Bible-Betraying Christians

Bible-Betraying Christians December 30, 2020

It will probably never cease to seem ironic to me the extent to which conservative Evangelicals engage in historical revisionism on topics like the Bible and inerrancy, atonement, faith, science, abortion, and countless others. I distinctly recall how much emphasis was placed by the Evangelicals around me, when I was in that context, on getting back to authentic Christianity in contrast with the many counterfeits on offer. Yet those who study the early Christian movement with the tools relevant to the task, i.e. historians and other scholars of antiquity, are largely ignored if not adamantly rejected. With hindsight it is clear why. Historical research will challenge the depiction of the past, the “Golden Age,” that is used as an authority and motivation. It is an imagined past that conservative Evangelicalism seeks to recover, and its authority for doing so is an equally-imaginary Bible.

Conservative Christianity made the word “cult” famous as a negative epithet they placed on all sorts of religious communities and ideas. Yet the sectarianism, the insistence that one not trust mainstream sources of knowledge (now most visible in how conservative Christian Republicans talk about “mainstream media” by which they mean every news outlet around the world saying things they don’t want to believe and refuse to accept) are all characteristics of these supposedly anti-cult Christians. The truth is that they were never opposed to being a cult per se, but only to all the other cults that are wrong, unlike them.

What I’ve come to realize is that “getting back to the Bible,” “Bible-believing Christians,” and emphasis on the “fundamentals of the faith” are all marketing slogans. Advertising may be true or false, obviously.
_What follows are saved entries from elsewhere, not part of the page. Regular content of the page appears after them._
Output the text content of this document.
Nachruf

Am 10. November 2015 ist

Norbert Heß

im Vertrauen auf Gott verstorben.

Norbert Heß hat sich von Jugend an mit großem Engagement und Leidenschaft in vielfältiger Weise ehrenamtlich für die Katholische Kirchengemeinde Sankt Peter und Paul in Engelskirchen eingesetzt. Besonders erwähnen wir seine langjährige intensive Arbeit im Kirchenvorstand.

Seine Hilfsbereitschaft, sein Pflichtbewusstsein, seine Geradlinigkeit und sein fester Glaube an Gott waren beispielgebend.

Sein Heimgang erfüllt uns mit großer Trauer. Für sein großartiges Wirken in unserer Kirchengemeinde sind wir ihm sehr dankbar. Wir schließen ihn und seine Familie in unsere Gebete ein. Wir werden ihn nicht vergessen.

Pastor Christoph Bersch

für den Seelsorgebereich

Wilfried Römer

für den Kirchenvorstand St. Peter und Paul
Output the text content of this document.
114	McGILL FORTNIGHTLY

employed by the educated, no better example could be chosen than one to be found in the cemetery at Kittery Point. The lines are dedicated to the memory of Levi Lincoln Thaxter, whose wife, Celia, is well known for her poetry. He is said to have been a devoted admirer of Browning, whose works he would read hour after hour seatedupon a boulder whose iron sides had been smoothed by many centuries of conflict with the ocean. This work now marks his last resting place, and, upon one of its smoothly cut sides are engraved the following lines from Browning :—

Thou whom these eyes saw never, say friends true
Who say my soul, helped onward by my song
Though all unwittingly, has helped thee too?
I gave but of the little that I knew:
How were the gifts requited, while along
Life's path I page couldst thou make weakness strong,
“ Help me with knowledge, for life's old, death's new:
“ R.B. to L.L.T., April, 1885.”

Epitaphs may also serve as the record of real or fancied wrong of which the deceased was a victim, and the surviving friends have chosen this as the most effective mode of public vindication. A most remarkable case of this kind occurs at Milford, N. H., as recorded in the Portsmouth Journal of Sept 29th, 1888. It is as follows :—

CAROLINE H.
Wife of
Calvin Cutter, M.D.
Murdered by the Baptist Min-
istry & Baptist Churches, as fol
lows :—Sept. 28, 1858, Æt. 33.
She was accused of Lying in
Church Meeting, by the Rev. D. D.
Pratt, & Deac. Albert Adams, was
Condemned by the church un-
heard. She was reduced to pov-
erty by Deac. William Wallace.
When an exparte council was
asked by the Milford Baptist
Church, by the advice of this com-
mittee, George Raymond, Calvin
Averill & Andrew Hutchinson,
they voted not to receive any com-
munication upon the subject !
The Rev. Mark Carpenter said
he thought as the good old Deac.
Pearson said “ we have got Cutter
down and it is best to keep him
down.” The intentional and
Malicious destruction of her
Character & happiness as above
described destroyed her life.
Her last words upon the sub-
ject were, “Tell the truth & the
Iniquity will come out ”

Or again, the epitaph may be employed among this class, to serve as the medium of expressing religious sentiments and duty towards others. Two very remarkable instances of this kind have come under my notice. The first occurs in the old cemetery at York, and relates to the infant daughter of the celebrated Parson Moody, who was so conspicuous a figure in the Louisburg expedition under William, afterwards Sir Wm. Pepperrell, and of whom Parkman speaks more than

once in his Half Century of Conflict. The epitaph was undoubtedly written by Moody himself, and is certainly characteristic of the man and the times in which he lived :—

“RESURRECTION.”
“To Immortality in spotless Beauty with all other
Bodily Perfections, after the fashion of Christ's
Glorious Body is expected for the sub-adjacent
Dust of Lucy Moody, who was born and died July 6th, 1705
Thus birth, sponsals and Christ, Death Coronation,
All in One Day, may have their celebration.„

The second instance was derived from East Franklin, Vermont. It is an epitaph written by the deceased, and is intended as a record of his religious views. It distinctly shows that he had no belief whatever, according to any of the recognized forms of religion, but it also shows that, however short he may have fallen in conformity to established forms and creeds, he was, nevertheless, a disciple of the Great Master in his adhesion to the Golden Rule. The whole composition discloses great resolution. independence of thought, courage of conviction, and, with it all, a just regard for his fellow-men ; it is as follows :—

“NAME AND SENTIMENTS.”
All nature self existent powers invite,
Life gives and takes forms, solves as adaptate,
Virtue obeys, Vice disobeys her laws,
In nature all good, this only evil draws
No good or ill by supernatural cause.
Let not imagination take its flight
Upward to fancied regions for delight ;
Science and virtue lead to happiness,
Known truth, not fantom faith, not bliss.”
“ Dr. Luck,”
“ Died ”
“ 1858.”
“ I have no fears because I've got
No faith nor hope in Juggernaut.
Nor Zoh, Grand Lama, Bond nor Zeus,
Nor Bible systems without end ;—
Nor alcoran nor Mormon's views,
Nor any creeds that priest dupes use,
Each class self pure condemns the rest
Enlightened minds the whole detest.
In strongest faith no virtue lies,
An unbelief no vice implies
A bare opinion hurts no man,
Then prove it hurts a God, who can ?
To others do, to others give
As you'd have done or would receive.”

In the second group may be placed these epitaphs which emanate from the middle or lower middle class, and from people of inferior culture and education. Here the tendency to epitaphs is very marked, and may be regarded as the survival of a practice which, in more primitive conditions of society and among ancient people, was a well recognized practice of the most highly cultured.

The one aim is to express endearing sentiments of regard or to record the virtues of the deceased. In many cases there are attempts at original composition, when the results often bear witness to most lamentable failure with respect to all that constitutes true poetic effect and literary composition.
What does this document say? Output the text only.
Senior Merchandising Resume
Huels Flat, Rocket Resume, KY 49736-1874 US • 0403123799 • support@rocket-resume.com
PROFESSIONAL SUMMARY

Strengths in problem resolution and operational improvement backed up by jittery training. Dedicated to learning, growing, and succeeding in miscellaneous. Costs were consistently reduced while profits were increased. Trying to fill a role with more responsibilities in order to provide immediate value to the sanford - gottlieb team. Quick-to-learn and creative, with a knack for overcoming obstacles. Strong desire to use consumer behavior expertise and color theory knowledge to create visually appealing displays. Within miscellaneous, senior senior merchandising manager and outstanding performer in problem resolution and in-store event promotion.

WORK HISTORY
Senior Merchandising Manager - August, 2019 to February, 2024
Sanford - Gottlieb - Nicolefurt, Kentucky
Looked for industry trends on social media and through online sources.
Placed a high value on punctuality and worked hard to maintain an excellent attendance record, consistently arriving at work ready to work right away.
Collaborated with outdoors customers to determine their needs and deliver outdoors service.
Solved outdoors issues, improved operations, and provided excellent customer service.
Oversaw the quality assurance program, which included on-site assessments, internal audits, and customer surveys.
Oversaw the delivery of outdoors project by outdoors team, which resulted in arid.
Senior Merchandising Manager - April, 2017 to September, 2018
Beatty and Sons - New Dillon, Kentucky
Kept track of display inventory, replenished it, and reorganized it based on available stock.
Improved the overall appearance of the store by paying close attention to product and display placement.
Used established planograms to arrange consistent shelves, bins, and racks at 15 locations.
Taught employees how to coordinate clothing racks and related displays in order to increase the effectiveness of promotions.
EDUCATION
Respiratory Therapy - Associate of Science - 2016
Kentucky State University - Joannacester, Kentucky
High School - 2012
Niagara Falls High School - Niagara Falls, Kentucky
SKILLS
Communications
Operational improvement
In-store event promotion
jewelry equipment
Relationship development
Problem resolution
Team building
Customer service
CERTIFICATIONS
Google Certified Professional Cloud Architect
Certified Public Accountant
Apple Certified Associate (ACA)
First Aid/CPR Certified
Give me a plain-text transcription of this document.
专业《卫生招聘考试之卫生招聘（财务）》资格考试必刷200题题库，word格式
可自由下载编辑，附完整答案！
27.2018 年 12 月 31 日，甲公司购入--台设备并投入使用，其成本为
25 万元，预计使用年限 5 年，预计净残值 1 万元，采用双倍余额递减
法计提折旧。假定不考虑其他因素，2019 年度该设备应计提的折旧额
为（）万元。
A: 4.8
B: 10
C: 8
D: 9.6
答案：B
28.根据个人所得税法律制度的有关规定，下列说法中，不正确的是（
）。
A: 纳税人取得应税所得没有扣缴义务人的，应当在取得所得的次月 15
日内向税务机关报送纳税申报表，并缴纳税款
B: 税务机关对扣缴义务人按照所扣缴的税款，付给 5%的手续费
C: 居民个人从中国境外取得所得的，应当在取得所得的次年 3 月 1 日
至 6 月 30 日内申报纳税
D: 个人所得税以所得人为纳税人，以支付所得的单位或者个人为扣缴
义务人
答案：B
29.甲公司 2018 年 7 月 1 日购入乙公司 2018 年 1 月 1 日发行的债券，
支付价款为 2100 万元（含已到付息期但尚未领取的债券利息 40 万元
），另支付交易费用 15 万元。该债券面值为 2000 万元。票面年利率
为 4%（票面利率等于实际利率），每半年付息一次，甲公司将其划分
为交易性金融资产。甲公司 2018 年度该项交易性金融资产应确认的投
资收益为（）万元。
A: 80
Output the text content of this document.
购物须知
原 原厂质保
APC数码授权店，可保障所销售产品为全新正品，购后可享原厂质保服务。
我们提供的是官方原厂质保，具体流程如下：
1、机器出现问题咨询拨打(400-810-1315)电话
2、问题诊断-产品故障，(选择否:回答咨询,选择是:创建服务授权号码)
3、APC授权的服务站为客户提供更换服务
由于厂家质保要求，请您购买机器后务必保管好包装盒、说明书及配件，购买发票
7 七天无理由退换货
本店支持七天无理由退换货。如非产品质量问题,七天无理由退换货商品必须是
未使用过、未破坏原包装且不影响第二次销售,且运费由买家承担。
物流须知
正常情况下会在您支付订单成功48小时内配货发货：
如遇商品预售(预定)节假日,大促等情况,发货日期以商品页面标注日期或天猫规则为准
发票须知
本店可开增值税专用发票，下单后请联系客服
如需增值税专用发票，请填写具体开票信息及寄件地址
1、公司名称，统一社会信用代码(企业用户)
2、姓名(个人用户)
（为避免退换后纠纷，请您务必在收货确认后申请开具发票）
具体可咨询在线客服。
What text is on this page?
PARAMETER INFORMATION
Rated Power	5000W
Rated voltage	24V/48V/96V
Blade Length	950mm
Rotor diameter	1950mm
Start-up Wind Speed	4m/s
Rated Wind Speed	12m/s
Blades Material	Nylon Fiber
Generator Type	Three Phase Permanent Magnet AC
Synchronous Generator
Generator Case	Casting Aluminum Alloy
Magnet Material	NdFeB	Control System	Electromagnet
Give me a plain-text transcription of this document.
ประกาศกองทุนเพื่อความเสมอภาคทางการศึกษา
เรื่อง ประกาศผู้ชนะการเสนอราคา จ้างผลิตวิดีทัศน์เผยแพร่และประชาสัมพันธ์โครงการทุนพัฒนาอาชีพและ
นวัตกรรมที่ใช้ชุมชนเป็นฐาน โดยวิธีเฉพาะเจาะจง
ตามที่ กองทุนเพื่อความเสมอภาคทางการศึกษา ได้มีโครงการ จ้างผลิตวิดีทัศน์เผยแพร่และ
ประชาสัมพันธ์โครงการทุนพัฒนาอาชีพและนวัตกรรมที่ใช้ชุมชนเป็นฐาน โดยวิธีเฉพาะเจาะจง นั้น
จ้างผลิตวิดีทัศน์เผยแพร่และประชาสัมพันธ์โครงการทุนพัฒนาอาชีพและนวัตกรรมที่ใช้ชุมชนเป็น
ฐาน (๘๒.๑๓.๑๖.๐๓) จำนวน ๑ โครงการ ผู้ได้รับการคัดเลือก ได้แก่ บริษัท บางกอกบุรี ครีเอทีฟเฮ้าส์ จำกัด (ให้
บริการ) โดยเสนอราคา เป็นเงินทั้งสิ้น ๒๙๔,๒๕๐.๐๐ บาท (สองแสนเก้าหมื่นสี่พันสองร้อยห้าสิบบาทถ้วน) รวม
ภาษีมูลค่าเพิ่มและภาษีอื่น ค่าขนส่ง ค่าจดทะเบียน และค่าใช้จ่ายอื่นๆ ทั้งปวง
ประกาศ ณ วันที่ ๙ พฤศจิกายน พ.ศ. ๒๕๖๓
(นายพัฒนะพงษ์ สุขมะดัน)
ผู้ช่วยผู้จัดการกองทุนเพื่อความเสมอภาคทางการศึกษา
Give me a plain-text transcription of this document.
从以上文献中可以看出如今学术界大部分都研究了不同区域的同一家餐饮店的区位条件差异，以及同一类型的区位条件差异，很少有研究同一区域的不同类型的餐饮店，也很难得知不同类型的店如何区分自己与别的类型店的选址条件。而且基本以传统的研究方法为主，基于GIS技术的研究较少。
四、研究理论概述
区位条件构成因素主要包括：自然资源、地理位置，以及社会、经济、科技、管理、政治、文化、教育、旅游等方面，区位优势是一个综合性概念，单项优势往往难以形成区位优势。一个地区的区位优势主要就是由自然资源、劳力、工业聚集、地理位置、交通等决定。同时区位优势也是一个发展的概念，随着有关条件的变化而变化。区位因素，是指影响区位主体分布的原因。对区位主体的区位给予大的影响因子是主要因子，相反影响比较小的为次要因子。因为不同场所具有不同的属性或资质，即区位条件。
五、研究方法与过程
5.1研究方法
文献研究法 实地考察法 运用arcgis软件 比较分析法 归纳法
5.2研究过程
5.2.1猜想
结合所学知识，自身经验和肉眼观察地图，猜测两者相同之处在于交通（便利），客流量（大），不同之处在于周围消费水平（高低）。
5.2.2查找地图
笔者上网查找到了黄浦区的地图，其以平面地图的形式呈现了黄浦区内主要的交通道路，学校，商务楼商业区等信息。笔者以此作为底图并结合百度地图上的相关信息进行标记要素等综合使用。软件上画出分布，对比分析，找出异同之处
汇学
In this case, the “clear teaching of scripture” and “historic Christian faith” that are pointed to are a construction from a patchwork of biblical texts that are pushed into the service of an ideology that often, on the one hand, ignores many things that are given much more attention in the Bible, and on the other hand, emphasizes things that the Bible pays little or no attention to.

One place where there is consistency is nothing to be proud of. There is an emphasis on speaking boldly and sharing one’s faith. As conservative Christianity has bought into paranoia, pseudoscience, and conspiracy theories over the decades, it has evangelized and won converts to those falsehoods. Ironically, those of us who seek to understand the Bible more honestly and thoroughly, who embrace the Bible’s emphasis on the need for humility in view of our own fallibility, and who recognize that in judging others we risk condemning ourselves, often set aside the emphasis on speaking the truth boldly. The result is that those who only pretend to have the truth are left to spread lies unchallenged. We need to do a better job of combining the introspective self-criticism that authentic Christianity teaches us to have, with the boldness to speak the truth as we perceive and understand it, while still remaining open to being challenged and corrected.

In the meantime the phenomenon of conservative Christianity will continue to betray Jesus and the Bible while believing itself faithful. Its adherents will continue to promote lies with a smug air of righteousness because they genuinely believe they are standing on and for truth. Merely calling them out or working to expose the deceit at work is not enough. Those of us committed to the Bible’s emphasis on redemption must find ways to win those who have been deceived over to the truth. We must persevere despite frequent disappointments knowing that being as consistently honest and loving as we can may have an effect, in the longer term if not immediately. The true way of Jesus is not at all easy. But it is rewarding and bears fruit.